Sin embargo, el informe no se limita a señalar el envejecimiento. También apunta a una diversificación progresiva de los perfiles valorados, donde conviven personas mayores con nuevos grupos emergentes, como menores con trastornos del neurodesarrollo o personas con problemas de salud mental.
La discapacidad, por tanto, no solo envejece, sino que se vuelve más compleja y heterogénea.
Cuando la discapacidad no es solo física
En este contexto, la discapacidad física continúa siendo la más frecuente en España, con una presencia mayoritaria en muchas comunidades autónomas.
No obstante, el informe pone de relieve que esta predominancia no debe interpretarse de manera simplificada. La realidad muestra un aumento de casos vinculados a alteraciones mentales y del sistema nervioso, así como una creciente presencia de situaciones de pluridiscapacidad.

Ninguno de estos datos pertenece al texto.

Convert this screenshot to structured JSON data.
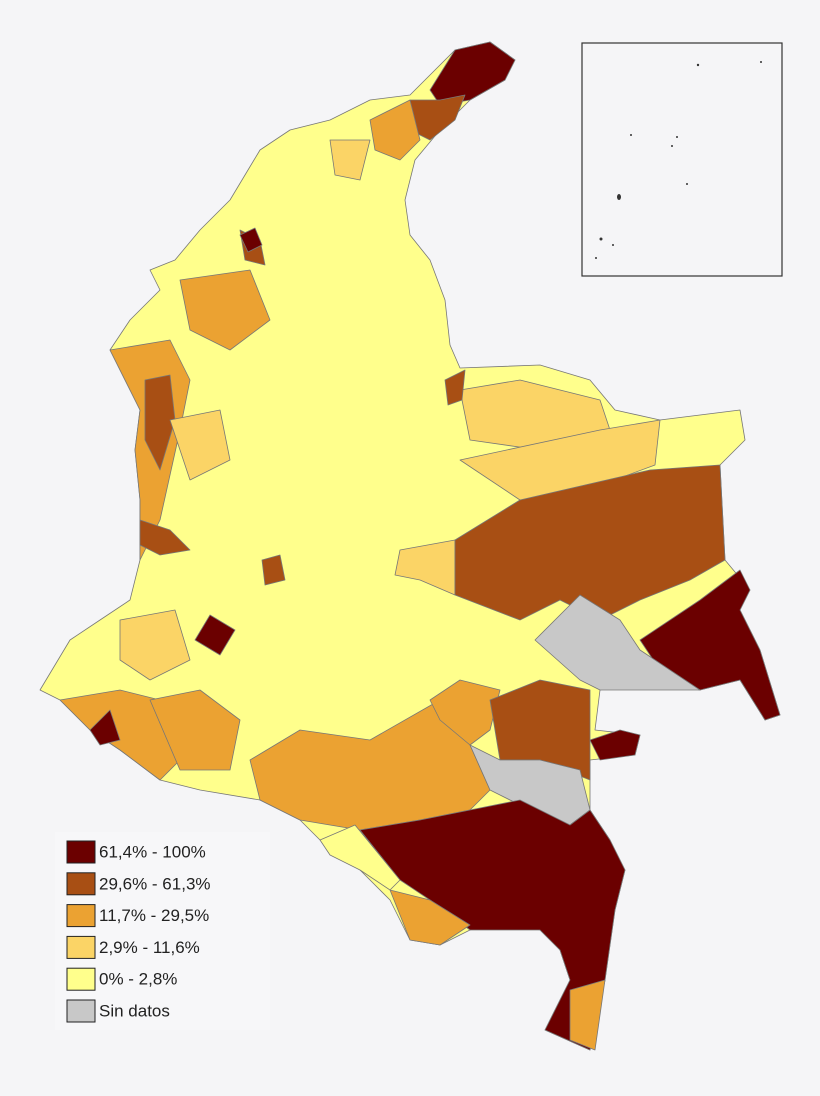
{
  "legend": {
    "items": [
      {
        "label": "61,4% - 100%",
        "color": "#6b0000"
      },
      {
        "label": "29,6% - 61,3%",
        "color": "#a84f14"
      },
      {
        "label": "11,7% - 29,5%",
        "color": "#eba232"
      },
      {
        "label": "2,9% - 11,6%",
        "color": "#fbd466"
      },
      {
        "label": "0% - 2,8%",
        "color": "#ffff8c"
      },
      {
        "label": "Sin datos",
        "color": "#c8c8c8"
      }
    ]
  }
}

Este cambio es especialmente relevante en una población envejecida, donde las condiciones de salud suelen ser múltiples y se relacionan entre sí.

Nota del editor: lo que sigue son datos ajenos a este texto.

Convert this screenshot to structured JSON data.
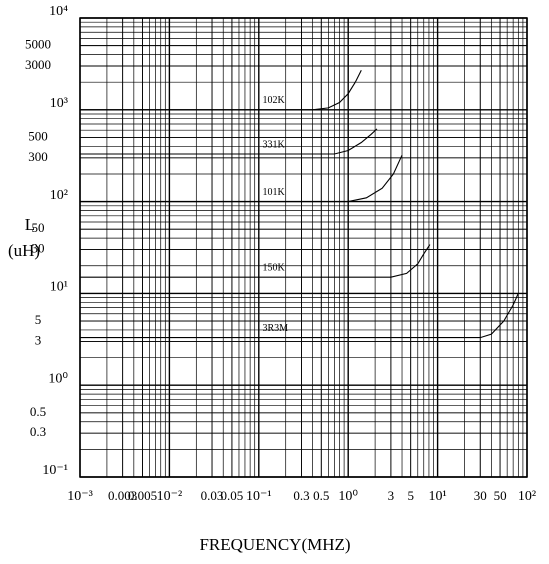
{
  "chart_data": {
    "type": "line",
    "xlabel": "FREQUENCY(MHZ)",
    "ylabel": [
      "L",
      "(uH)"
    ],
    "xlog": true,
    "ylog": true,
    "grid": true,
    "minor_grid": true,
    "xlim": [
      0.001,
      100
    ],
    "ylim": [
      0.1,
      10000
    ],
    "xticks": [
      {
        "value": 0.001,
        "label": "10⁻³"
      },
      0.003,
      0.005,
      {
        "value": 0.01,
        "label": "10⁻²"
      },
      0.03,
      0.05,
      {
        "value": 0.1,
        "label": "10⁻¹"
      },
      0.3,
      0.5,
      {
        "value": 1,
        "label": "10⁰"
      },
      3,
      5,
      {
        "value": 10,
        "label": "10¹"
      },
      30,
      50,
      {
        "value": 100,
        "label": "10²"
      }
    ],
    "yticks": [
      {
        "value": 0.1,
        "label": "10⁻¹"
      },
      3,
      5,
      {
        "value": 1,
        "label": "10⁰"
      },
      30,
      50,
      {
        "value": 10,
        "label": "10¹"
      },
      300,
      500,
      {
        "value": 100,
        "label": "10²"
      },
      3000,
      5000,
      {
        "value": 1000,
        "label": "10³"
      },
      0.3,
      0.5,
      {
        "value": 10000,
        "label": "10⁴"
      }
    ],
    "series": [
      {
        "name": "102K",
        "color": "#000000",
        "x": [
          0.001,
          0.4,
          0.6,
          0.8,
          1.0,
          1.2,
          1.4
        ],
        "values": [
          1000,
          1000,
          1050,
          1200,
          1500,
          2000,
          2700
        ]
      },
      {
        "name": "331K",
        "color": "#000000",
        "x": [
          0.001,
          0.7,
          1.0,
          1.4,
          1.8,
          2.1
        ],
        "values": [
          330,
          330,
          360,
          440,
          540,
          620
        ]
      },
      {
        "name": "101K",
        "color": "#000000",
        "x": [
          0.001,
          1.0,
          1.6,
          2.4,
          3.2,
          4.0
        ],
        "values": [
          100,
          100,
          110,
          140,
          200,
          320
        ]
      },
      {
        "name": "150K",
        "color": "#000000",
        "x": [
          0.001,
          3.0,
          4.5,
          6.0,
          7.0,
          8.2
        ],
        "values": [
          15,
          15,
          16.5,
          21,
          27,
          34
        ]
      },
      {
        "name": "3R3M",
        "color": "#000000",
        "x": [
          0.001,
          30,
          40,
          55,
          70,
          80
        ],
        "values": [
          3.3,
          3.3,
          3.6,
          5,
          7.5,
          10
        ]
      }
    ]
  }
}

La mayoría de solicitudes terminan en reconocimiento
Otro de los aspectos destacados del estudio es el resultado de los procesos de valoración. En la mayoría de los casos, las solicitudes derivan en el reconocimiento de un grado de discapacidad, con porcentajes superiores al 70% en varias comunidades autónomas.

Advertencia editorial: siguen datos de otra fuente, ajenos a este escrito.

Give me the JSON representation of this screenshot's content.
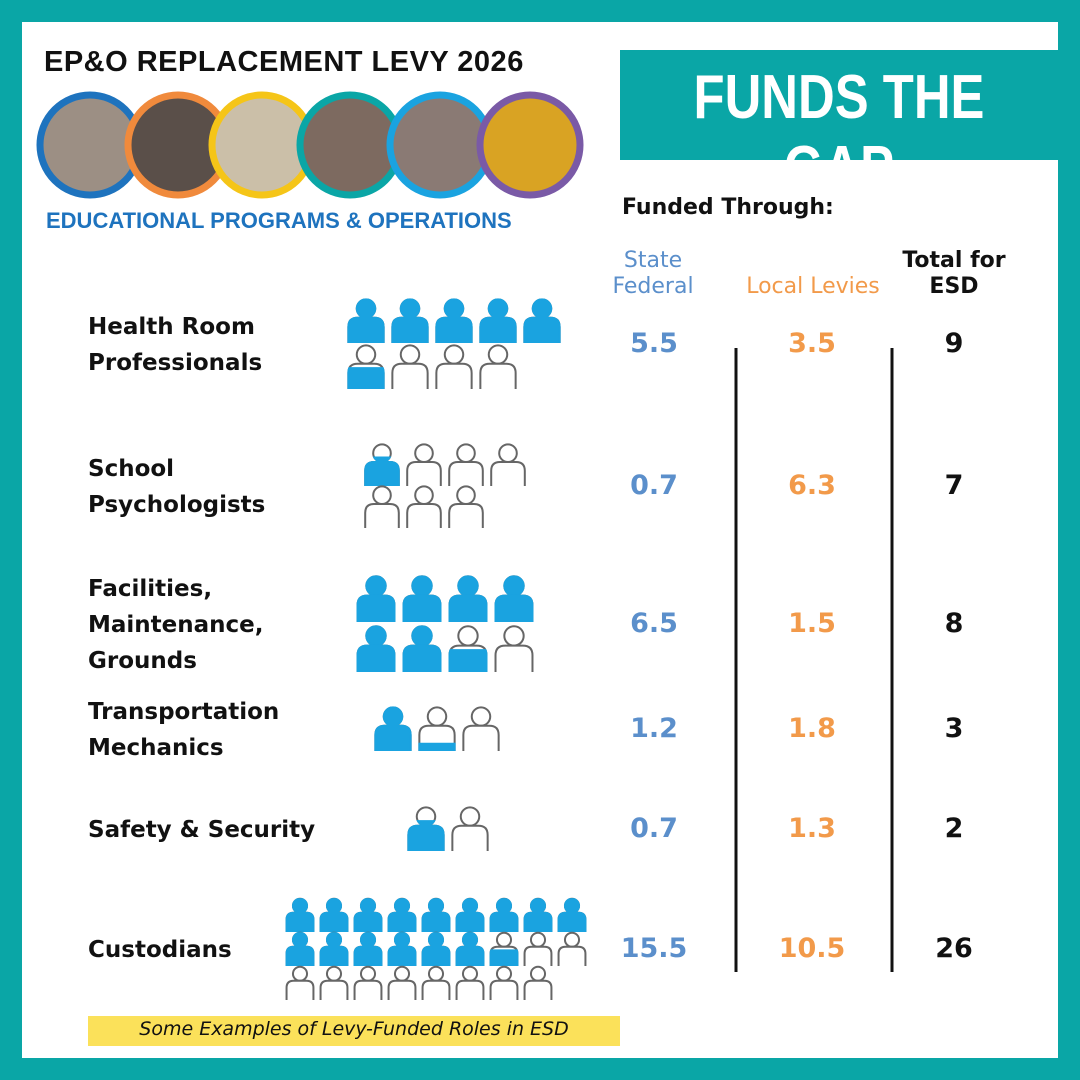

Además, los grados reconocidos se sitúan fundamentalmente en niveles intermedios, siendo la discapacidad moderada la categoría más frecuente, seguida de la discapacidad grave.
Este dato refuerza la idea de que la discapacidad en España no está dominada por situaciones extremas, sino por realidades donde existen limitaciones relevantes, pero no absolutas.
Un mapa desigual según la comunidad autónoma
El informe también subraya la existencia de importantes diferencias entre comunidades autónomas. Estas se reflejan en la edad de las personas solicitantes, el tipo de discapacidad más frecuente, o incluso en la necesidad de apoyos.
Por ejemplo, la necesidad de una tercera persona o las dificultades de movilidad presentan una distribución desigual en el territorio, lo que evidencia que la experiencia de la discapacidad no es uniforme en todo el país.
Estas variaciones están vinculadas tanto a factores demográficos como a la organización de los servicios y a los recursos disponibles en cada comunidad.
Un cambio de modelo que aún no se ha consolidado
Todos estos resultados se enmarcan en un contexto de cambio normativo. El Real Decreto 888/2022 introduce un enfoque biopsicosocial que amplía la visión de la discapacidad, incorporando no solo la condición de la persona, sino también su entorno, su participación y las barreras que enfrenta.
Sin embargo, el estudio concluye que este modelo aún no está plenamente consolidado. La valoración sigue centrada en gran medida en la deficiencia, mientras que elementos como el contexto o la participación tienen un peso desigual según el territorio.
A ello se suman retos operativos como la adaptación de los sistemas, la formación de los equipos o la disponibilidad de recursos.
El reto de adaptarse a una realidad más compleja
El envejecimiento como factor central en la discapacidad no es un dato aislado, sino una tendencia estructural que condiciona la planificación de políticas públicas, servicios y modelos de inclusión.
El estudio no solo ofrece una fotografía de la situación actual, sino que plantea la necesidad de adaptar el sistema a una realidad más diversa, más compleja y con mayor peso de las personas mayores.
Entender este cambio es clave para avanzar hacia modelos más eficaces, en los que la inclusión no se limite al reconocimiento administrativo, sino que responda a las necesidades reales de las personas en todas las etapas de su vida.